Researchers of a retrospective cohort from Osaka University Hospital examined predictors of atypical psychosis—marked by severe delusions, paranoia, and auditory/somatic hallucinations—after starting continuous subcutaneous infusion (CSCI) of foslevodopa/foscarbidopa in Parkinson’s disease (PD). Among 23 patients treated with CSCI, 6 (26%) developed atypical psychosis, all within 6 months; 4 discontinued CSCI. Baseline impulsive-compulsive symptoms (QUIP-CS) were significantly higher in those who developed psychosis and emerged as the sole predictor on linear regression. Because QUIP-CS is seldom used in routine care, the team evaluated PD Questionnaire (PDQ-39) items: item 27 correlated with QUIP-CS, and a five-item composite (PDQ39_sub5: items 20, 27, 29, 31, 36) showed even stronger correlation and stratified time-to-psychosis risk.
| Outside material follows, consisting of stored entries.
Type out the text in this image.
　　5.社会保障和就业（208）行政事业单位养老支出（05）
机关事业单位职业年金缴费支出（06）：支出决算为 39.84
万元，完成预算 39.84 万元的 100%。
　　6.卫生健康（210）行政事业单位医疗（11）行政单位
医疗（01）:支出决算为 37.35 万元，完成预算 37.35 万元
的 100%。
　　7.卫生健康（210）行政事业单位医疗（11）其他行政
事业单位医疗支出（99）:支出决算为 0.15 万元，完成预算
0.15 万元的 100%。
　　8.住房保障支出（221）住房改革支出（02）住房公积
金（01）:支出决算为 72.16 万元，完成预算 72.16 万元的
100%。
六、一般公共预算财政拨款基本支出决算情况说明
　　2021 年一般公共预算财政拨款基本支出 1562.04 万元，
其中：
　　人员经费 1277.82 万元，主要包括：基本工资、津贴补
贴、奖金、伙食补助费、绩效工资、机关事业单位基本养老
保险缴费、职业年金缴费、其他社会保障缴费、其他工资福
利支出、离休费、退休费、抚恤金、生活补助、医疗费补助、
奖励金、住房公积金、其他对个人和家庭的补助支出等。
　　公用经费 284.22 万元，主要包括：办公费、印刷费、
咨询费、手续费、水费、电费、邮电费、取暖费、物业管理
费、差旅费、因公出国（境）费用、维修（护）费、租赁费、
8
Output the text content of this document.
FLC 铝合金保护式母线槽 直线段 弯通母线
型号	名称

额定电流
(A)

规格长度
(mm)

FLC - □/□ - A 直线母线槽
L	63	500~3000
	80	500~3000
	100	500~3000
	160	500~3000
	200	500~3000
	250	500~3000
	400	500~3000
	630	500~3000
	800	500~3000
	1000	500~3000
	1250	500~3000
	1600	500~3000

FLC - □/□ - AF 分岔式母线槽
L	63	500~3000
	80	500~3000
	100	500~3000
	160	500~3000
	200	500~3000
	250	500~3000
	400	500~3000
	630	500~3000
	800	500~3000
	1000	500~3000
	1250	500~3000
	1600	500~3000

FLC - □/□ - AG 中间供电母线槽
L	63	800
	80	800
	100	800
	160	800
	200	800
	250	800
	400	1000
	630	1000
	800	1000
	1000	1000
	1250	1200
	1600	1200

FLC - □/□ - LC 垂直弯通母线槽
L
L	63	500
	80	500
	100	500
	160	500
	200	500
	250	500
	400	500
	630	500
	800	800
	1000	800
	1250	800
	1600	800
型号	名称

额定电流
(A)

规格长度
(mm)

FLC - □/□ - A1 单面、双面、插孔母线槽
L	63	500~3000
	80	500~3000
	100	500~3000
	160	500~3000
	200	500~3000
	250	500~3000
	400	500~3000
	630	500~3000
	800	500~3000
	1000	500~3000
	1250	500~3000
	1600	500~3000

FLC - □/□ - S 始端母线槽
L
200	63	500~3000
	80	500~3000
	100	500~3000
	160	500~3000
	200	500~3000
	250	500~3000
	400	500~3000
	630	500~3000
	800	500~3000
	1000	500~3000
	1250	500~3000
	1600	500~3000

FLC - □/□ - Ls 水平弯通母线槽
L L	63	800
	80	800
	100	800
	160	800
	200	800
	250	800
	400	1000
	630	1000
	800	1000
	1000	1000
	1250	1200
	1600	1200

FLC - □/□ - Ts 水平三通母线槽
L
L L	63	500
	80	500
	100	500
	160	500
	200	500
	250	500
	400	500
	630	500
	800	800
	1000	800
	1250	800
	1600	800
Findings were replicated in an independent PD database cohort (n=94), supporting PDQ39_sub5 as a practical proxy for impulsive-compulsive burden and psychosis risk in patients initiating advanced dopaminergic therapy. The authors argue that CSCI-induced atypical psychosis likely reflects mesolimbic circuitry involvement and dopamine dysregulation distinct from typical PD visual hallucinations. Clinically, routinely screening PDQ-39 items (or calculating PDQ39_sub5) before CSCI may help identify higher-risk individuals, enable closer monitoring in the first 6 months, and inform earlier interventions or therapy adjustments.

Reference: Ge L, Kimura Y, Kakuda K, et al. Atypical Psychosis in Parkinson Disease: A Retrospective Study on 24-Hour Continuous Subcutaneous Infusion of Foslevodopa/Foscarbidopa. Neurol Clin Pract. 2025;15(5):e200534. doi: 10.1212/CPJ.0000000000200534.